Michele Priori, consigliere d’amministrazione del consorzio Cobat Tessile, non vede particolari criticità nella bozza di decreto e crede che riutilizzo e riciclo siano due meccanismi che si integrano perfettamente. “In Italia viene raccolto solamente il 20% dei rifiuti tessili”, spiega a Materia Rinnovabile. “Al lavoro lodevole delle imprese del riutilizzo va però aggiunta altra capacità di raccolta e di riciclo, sempre nel rispetto della gerarchia dei rifiuti.” Per Cobat Tessile è cruciale istituire al più presto un sistema di responsabilità estesa del produttore anche per avviare una filiera dedicata al riciclo.
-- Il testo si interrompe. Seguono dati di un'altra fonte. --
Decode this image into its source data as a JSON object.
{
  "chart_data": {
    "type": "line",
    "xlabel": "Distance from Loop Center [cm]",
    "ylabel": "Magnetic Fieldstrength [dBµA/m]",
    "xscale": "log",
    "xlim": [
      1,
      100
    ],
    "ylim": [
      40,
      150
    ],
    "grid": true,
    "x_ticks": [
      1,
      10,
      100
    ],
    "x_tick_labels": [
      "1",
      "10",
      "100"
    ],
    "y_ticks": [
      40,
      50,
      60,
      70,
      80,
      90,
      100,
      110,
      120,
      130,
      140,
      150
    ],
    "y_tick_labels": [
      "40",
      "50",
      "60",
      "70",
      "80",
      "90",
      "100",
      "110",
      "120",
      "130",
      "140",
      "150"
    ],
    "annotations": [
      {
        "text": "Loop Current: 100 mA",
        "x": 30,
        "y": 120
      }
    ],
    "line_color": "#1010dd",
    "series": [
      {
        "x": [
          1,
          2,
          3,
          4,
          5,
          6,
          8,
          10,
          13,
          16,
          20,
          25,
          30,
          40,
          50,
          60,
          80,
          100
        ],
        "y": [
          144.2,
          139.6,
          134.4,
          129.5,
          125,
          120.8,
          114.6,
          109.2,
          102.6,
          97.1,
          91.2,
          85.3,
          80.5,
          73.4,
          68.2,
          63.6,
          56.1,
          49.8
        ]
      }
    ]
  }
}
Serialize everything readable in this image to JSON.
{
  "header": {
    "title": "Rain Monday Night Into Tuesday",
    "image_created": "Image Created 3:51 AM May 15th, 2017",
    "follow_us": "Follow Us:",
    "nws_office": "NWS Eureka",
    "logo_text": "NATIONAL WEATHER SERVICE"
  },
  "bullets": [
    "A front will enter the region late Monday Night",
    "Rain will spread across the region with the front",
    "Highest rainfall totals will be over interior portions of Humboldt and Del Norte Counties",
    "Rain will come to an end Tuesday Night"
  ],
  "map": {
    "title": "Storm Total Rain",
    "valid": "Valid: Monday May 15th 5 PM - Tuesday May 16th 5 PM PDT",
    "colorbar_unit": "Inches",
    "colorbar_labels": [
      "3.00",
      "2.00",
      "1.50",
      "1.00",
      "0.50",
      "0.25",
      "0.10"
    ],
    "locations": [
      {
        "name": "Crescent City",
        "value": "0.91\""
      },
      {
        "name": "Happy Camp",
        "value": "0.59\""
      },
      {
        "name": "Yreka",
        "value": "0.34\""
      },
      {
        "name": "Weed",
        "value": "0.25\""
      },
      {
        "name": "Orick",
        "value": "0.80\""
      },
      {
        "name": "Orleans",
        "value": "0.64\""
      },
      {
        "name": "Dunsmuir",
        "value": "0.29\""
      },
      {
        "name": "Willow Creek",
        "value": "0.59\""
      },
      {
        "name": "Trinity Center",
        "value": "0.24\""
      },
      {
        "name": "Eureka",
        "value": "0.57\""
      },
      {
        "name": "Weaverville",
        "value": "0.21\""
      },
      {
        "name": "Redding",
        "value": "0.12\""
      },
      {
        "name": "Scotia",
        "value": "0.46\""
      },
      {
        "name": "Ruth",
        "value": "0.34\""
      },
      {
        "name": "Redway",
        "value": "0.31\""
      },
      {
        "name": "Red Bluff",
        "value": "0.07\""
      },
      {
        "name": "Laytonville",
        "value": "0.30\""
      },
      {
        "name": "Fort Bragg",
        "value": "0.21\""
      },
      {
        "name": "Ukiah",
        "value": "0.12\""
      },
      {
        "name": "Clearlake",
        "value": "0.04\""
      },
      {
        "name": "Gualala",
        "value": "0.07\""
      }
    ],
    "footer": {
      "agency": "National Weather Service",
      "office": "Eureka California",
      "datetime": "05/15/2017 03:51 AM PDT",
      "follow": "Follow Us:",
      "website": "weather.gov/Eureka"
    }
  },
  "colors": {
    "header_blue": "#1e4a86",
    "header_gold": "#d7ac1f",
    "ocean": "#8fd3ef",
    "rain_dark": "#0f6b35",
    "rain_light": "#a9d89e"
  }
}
Al momento solo l’1% delle fibre riciclate viene usato per nuovi capi.
Le cooperative sociali non vogliono essere dimenticate
I principi dell’economia circolare parlano chiaro: prima viene il riutilizzo. A questa delicata fase di prevenzione al rifiuto lavorano da anni numerose imprese sociali sparse sul territorio italiano, che oltre a “salvare” i vestiti dall’incenerimento o dalla discarica, offrono opportunità lavorative a persone svantaggiate.
Secondo Giuseppe Finocchiaro, presidente della rete di cooperative sociali RETESSILE, il testo di decreto attuale non rispecchia il ruolo distintivo raggiunto dalle cooperative in diversi aspetti della filiera: dalla raccolta alla selezione, dalle sartorie sociali ai negozi dell’usato. “Rivendichiamo il ruolo cruciale delle cooperative sociali nella gestione del tessile”, commenta Finocchiaro. “Chiediamo che, come in altri paesi, venga destinata una quota fissa di rifiuto tessile alle imprese che investono in progetti di inclusione lavorativa per categorie svantaggiate.”
Una delle imprese di RETESSILE si chiama Vesti Solidale. Dal 1998 opera nella raccolta, riutilizzo e riciclo dei prodotti tessili e lo scorso marzo ha inaugurato a Rho (Milano) il Textile Inclusive Hub, il più grande impianto di recupero tessile del Nord Italia con una capacità di trattamento fino a 20.000 tonnellate di rifiuti tessili all'anno. “Storicamente gran parte della raccolta tessile è stata realizzata da imprese sociali, sarebbe un peccato non preservare l’aspetto sociale della filiera”, ci dice Matteo Lovatti, presidente di Vesti Solidale. “Ci auspichiamo che non prevalga l’interesse di una parte, devono sedersi a un tavolo tutti gli attori. Il mondo della moda è italiano, abbiamo una grandissima opportunità per ridurre gli impatti ambientali dell’industria.”